Five-time Olympic medalist Duke Kahanamoku shattered records as a swimmer and brought surfing to the world while overcoming rampant racism in a lifetime of personal challenges. American Masters: Waterman — Duke: Ambassador of Aloha explores his life, career and struggles with prejudice. As a dark-skinned Pacific Islander, Kahanamoku broke through racial barriers with athletic accomplishments before Joe Louis, Jesse Owens and Jackie Robinson; yet relatively few outside of Hawaii know the details of his inspiring story and considerable impact. Narrated by Jason Momoa (Aquaman, Game of Thrones, Dune), this new documentary reveals Kahanamoku’s influence on surfing’s global spread, his life-saving achievements and the obstacles he conquered both within and outside the sporting world. American Masters: Waterman — Duke: Ambassador of Aloha premieres nationwide Tuesday, May 10 at 9 p.m. ET on PBS (check local listings), http://pbs.org/americanmasters and the PBS Video app.
Using rare archival footage, contemporary visuals and new interviews with Laird Hamilton (big wave surfer), Kelly Slater (11-time world champion surfer), Carissa Moore (Olympic surfing gold medalist), Jack Johnson (musician), David Davis (author, “Waterman”), Moses Goods (playwright and actor, “Duke”), Dr. Isaiah Helekunihi Walker (author, “Waves of Resistance”), Fred Hemmings (world champion surfer), Kelia Moniz (world champion surfer), Kai Lenny (big wave surfer) and others. The documentary presents Kahanamoku’s rise to fame and how he became the face of a changing Hawaii as it evolved from an isolated island kingdom to a multi-ethnic American paradise.
After his appearance in the 1924 Olympics, Kahanamoku began dabbling in Hollywood and started to appear in movies by 1925. Unlike other Olympic champions who went on to further glory by starring in blockbusters, Kahanamoku’s dream of playing Tarzan in the movies never materialized. Instead, the role went to his friend and Olympic swimming rival Johnny Weissmuller. Though he represented Pacific Islanders in minor Hollywood roles, Kahanamoku became best known as the “Ambassador of Aloha” playing a vital role in supporting the burgeoning tourist industry.

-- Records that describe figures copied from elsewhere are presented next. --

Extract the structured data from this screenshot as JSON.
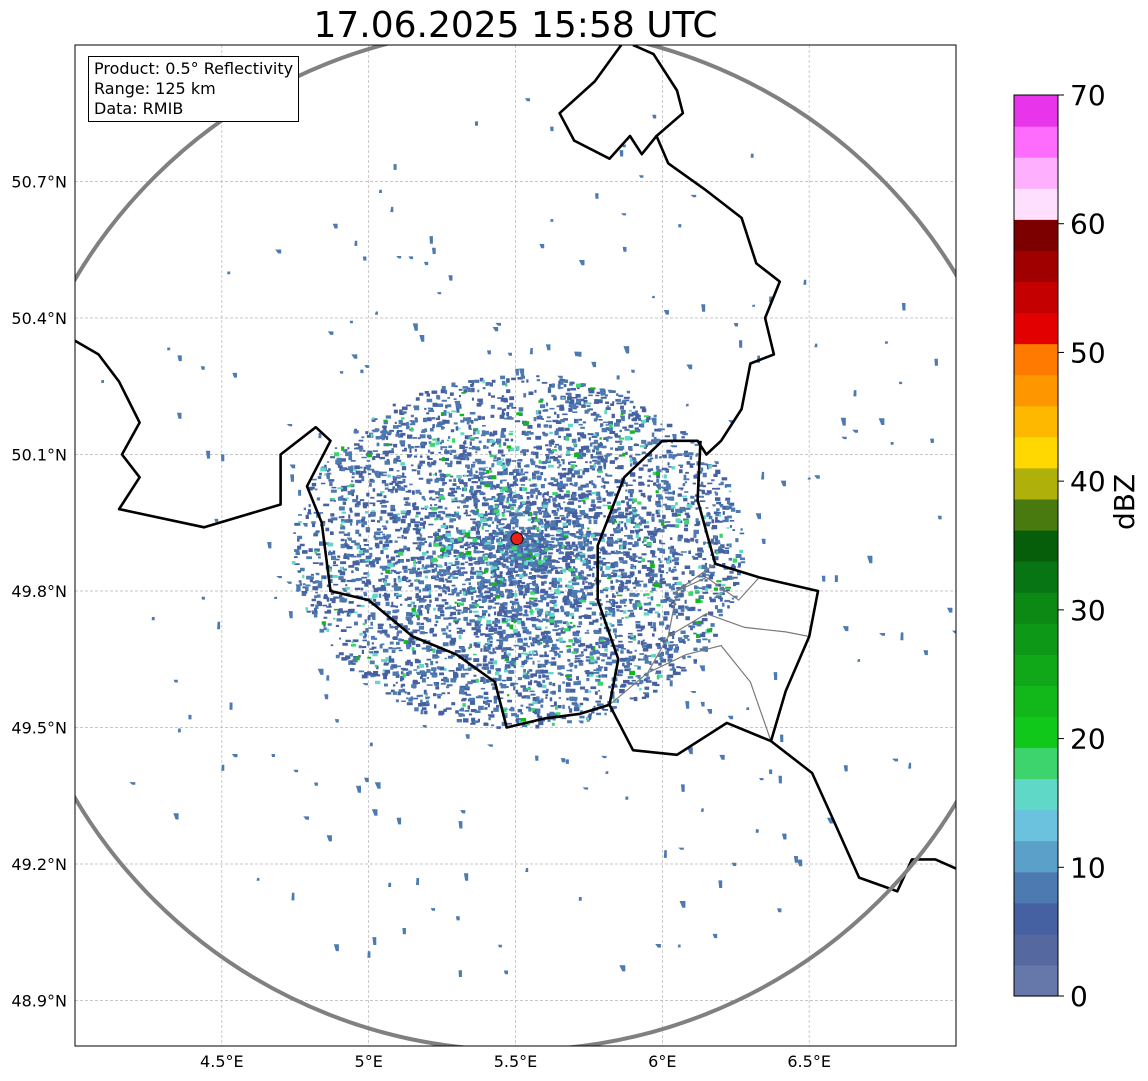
{
  "title": "17.06.2025 15:58 UTC",
  "info": {
    "product": "Product: 0.5° Reflectivity",
    "range": "Range: 125 km",
    "source": "Data: RMIB"
  },
  "map_extent": {
    "lon": [
      4.0,
      7.0
    ],
    "lat": [
      48.8,
      51.0
    ]
  },
  "radar_site": {
    "lon": 5.505,
    "lat": 49.915,
    "marker_color": "#e8201a"
  },
  "range_km": 125,
  "lon_ticks": [
    {
      "value": 4.5,
      "label": "4.5°E"
    },
    {
      "value": 5.0,
      "label": "5°E"
    },
    {
      "value": 5.5,
      "label": "5.5°E"
    },
    {
      "value": 6.0,
      "label": "6°E"
    },
    {
      "value": 6.5,
      "label": "6.5°E"
    }
  ],
  "lat_ticks": [
    {
      "value": 50.7,
      "label": "50.7°N"
    },
    {
      "value": 50.4,
      "label": "50.4°N"
    },
    {
      "value": 50.1,
      "label": "50.1°N"
    },
    {
      "value": 49.8,
      "label": "49.8°N"
    },
    {
      "value": 49.5,
      "label": "49.5°N"
    },
    {
      "value": 49.2,
      "label": "49.2°N"
    },
    {
      "value": 48.9,
      "label": "48.9°N"
    }
  ],
  "colorbar": {
    "label": "dBZ",
    "min": 0,
    "max": 70,
    "ticks": [
      {
        "value": 0,
        "label": "0"
      },
      {
        "value": 10,
        "label": "10"
      },
      {
        "value": 20,
        "label": "20"
      },
      {
        "value": 30,
        "label": "30"
      },
      {
        "value": 40,
        "label": "40"
      },
      {
        "value": 50,
        "label": "50"
      },
      {
        "value": 60,
        "label": "60"
      },
      {
        "value": 70,
        "label": "70"
      }
    ],
    "colors": [
      "#6677aa",
      "#5668a0",
      "#4561a1",
      "#4d7ab0",
      "#5aa0c8",
      "#6ac2de",
      "#60d8c8",
      "#3dd46e",
      "#10c81a",
      "#12b81a",
      "#10a818",
      "#0e9818",
      "#0c8814",
      "#087514",
      "#065e0a",
      "#497a10",
      "#afb00a",
      "#fed800",
      "#feb800",
      "#fe9600",
      "#fe7a00",
      "#e20000",
      "#c40000",
      "#a00000",
      "#7c0000",
      "#fee0fe",
      "#feb0fe",
      "#fe6cfe",
      "#e834ea"
    ]
  },
  "borders": {
    "country": [
      [
        [
          4.0,
          50.35
        ],
        [
          4.08,
          50.32
        ],
        [
          4.15,
          50.26
        ],
        [
          4.22,
          50.17
        ],
        [
          4.16,
          50.1
        ],
        [
          4.22,
          50.05
        ],
        [
          4.15,
          49.98
        ],
        [
          4.44,
          49.94
        ],
        [
          4.7,
          49.99
        ],
        [
          4.7,
          50.1
        ],
        [
          4.82,
          50.16
        ],
        [
          4.87,
          50.13
        ],
        [
          4.79,
          50.03
        ],
        [
          4.84,
          49.95
        ],
        [
          4.87,
          49.8
        ],
        [
          5.0,
          49.78
        ],
        [
          5.15,
          49.7
        ],
        [
          5.3,
          49.66
        ],
        [
          5.43,
          49.6
        ],
        [
          5.47,
          49.5
        ],
        [
          5.6,
          49.52
        ],
        [
          5.72,
          49.53
        ],
        [
          5.82,
          49.55
        ],
        [
          5.9,
          49.45
        ],
        [
          6.05,
          49.44
        ],
        [
          6.22,
          49.51
        ],
        [
          6.37,
          49.47
        ],
        [
          6.51,
          49.4
        ],
        [
          6.58,
          49.3
        ],
        [
          6.67,
          49.17
        ],
        [
          6.8,
          49.14
        ],
        [
          6.85,
          49.21
        ],
        [
          6.93,
          49.21
        ],
        [
          7.0,
          49.19
        ]
      ],
      [
        [
          5.82,
          49.55
        ],
        [
          5.85,
          49.65
        ],
        [
          5.78,
          49.78
        ],
        [
          5.78,
          49.9
        ],
        [
          5.87,
          50.05
        ],
        [
          6.0,
          50.13
        ],
        [
          6.12,
          50.13
        ],
        [
          6.15,
          50.1
        ],
        [
          6.2,
          50.13
        ],
        [
          6.27,
          50.2
        ],
        [
          6.3,
          50.3
        ],
        [
          6.38,
          50.32
        ],
        [
          6.35,
          50.4
        ],
        [
          6.4,
          50.48
        ],
        [
          6.32,
          50.52
        ],
        [
          6.27,
          50.62
        ],
        [
          6.15,
          50.68
        ],
        [
          6.02,
          50.74
        ],
        [
          5.98,
          50.8
        ],
        [
          6.07,
          50.85
        ],
        [
          6.05,
          50.9
        ],
        [
          5.97,
          50.98
        ],
        [
          5.9,
          51.0
        ]
      ],
      [
        [
          5.86,
          51.0
        ],
        [
          5.77,
          50.92
        ],
        [
          5.65,
          50.85
        ],
        [
          5.7,
          50.79
        ],
        [
          5.82,
          50.75
        ],
        [
          5.89,
          50.8
        ],
        [
          5.93,
          50.76
        ],
        [
          5.98,
          50.8
        ]
      ],
      [
        [
          6.13,
          50.13
        ],
        [
          6.12,
          50.0
        ],
        [
          6.18,
          49.86
        ],
        [
          6.33,
          49.83
        ],
        [
          6.53,
          49.8
        ],
        [
          6.5,
          49.7
        ],
        [
          6.42,
          49.58
        ],
        [
          6.37,
          49.47
        ]
      ]
    ],
    "region": [
      [
        [
          5.82,
          49.55
        ],
        [
          5.95,
          49.62
        ],
        [
          6.02,
          49.7
        ],
        [
          6.05,
          49.8
        ],
        [
          6.18,
          49.86
        ]
      ],
      [
        [
          5.95,
          49.62
        ],
        [
          6.08,
          49.66
        ],
        [
          6.2,
          49.68
        ],
        [
          6.3,
          49.6
        ],
        [
          6.37,
          49.47
        ]
      ],
      [
        [
          6.02,
          49.7
        ],
        [
          6.15,
          49.75
        ],
        [
          6.28,
          49.72
        ],
        [
          6.42,
          49.71
        ],
        [
          6.5,
          49.7
        ]
      ],
      [
        [
          6.05,
          49.8
        ],
        [
          6.15,
          49.83
        ],
        [
          6.26,
          49.78
        ],
        [
          6.33,
          49.83
        ]
      ]
    ]
  }
}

By the time Hawaii became the 50th state, surfing had spread throughout America and around the world because of Kahanamoku’s influence and celebrity. Through his popular surfing exhibitions, he brought the sport to both coasts of the United States and to Freshwater Beach near Sydney, Australia. Additionally, he famously used his surfboard to save eight people from a shipwreck off Newport Beach in California, which was highly documented in news media.